Recently we’ve been having an internal debate about what it means to “design for delight” — one of the core Citrix design principles being propagated via posters, executive talks, etc. Is delight Â the fact that the damn thing just works?(a baseline minimal expectation IMHO that every product should achieve) Or some splashy sparkly pizazz that (over) stimulates the senses? Or something else…? And do these expectations of what is delightful evolve over time as the delight becomes the norm? How does the product adapt accordingly…
In addition, we have a design principle extolling the value of craftsmanship in everything we do, with focused attention upon the tiniest details of a high-quality software product, much like a Stradivarius violin… or the Apple iPhone 4, which itself embodies the solidity and craft of a Braun design, and the values of Dieter Rams with elegance and simplicity of form. Here craft includes the engineering, manufacturing, and software design integratively.
Taken together, I think it’s really about “crafting delight” towards a cohesive, aesthetic engagement that resonates with a person’s goals and values–and exceeds expectations. Also note the “person” should be perceived as “intelligent, yet impatient”, which I’ve heard is the mantra about users popularized at Apple. This means the person, while very busy, still values the little flourishes that accentuate and improve achieving her goal. She is not a simple machine that needs to be spoon-fed rote explicit instructions in brute force style. What matters then, are the visual and behavioral touches that signify care, thoughtfulness, and a desire to enhance the interaction for everyday convenience and pleasant usage. It’s about subtle poetics, not vibrant spectacle. Not the big splashy thing, which may be fun for the initial encounter to spark up the tone. But for daily utility amid the tedium of work at the office, and so forth. What are those little surprises that make the user say “That’s nice”, “Thank you”, and “Of course”? Instead of slow painful death by a thousand cuts it’s for long-term satisfaction (and brand loyalty!) by a thousand little delights that take the user beyond the functional baseline.

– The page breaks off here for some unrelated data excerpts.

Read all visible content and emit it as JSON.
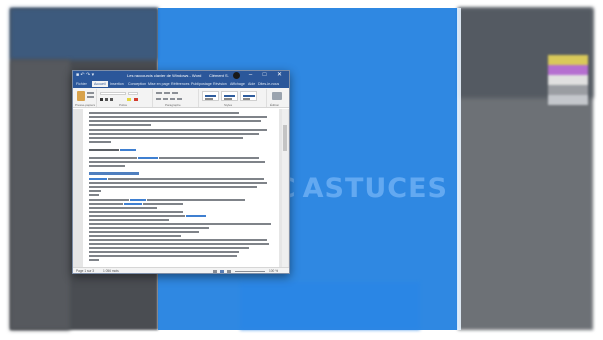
{
  "colors": {
    "snap_overlay": "#1f7fe0",
    "word_brand": "#2b579a",
    "desktop_left": "#4a4d52",
    "desktop_right": "#6d7176"
  },
  "watermark": {
    "left_text": "PC",
    "right_text": "ASTUCES"
  },
  "word": {
    "quick_access": "■ ↶ ↷ ▾",
    "title": "Les raccourcis clavier de Windows - Word",
    "user": "Clément S.",
    "controls": {
      "minimize": "–",
      "maximize": "□",
      "close": "✕"
    },
    "tabs": [
      "Fichier",
      "Accueil",
      "Insertion",
      "Conception",
      "Mise en page",
      "Références",
      "Publipostage",
      "Révision",
      "Affichage",
      "Aide",
      "Dites-le-nous"
    ],
    "active_tab": 1,
    "ribbon_groups": [
      "Presse-papiers",
      "Police",
      "Paragraphe",
      "Styles",
      "Édition"
    ],
    "styles": [
      "AaBbCcDc",
      "AaBbCcDc",
      "AaBbCc"
    ],
    "status": {
      "page": "Page 1 sur 3",
      "words": "1 056 mots",
      "zoom": "100 %"
    },
    "icons": [
      "save-icon",
      "undo-icon",
      "redo-icon",
      "paste-icon",
      "scrollbar-thumb"
    ]
  }
}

This site features a nice catalog of tiny touches in software interfaces that make things just a bit more convenient, communicative, useful, and just plain delightful to use:Â http://littlebigdetails.com/
And in terms of crafting interaction design, which is to say behavior, this site has a a couple very detailed stories of how behavior can be artfully designed to help a user be productive, efficient, and happy:Â http://www.theinvisibl.com/
Thinking about what exactly happens at which period in time and at what state and defining the rules around that is what I’ve often called “nuts-and-bolts” interaction design. Sounds very tedious, yet it’s quite critical. Coupled with exquisite visual design, this is really what makes a product become much more than a mere tool but a valued companion incorporated into a person’s lifestyle and workstyle, the daily habits of activity.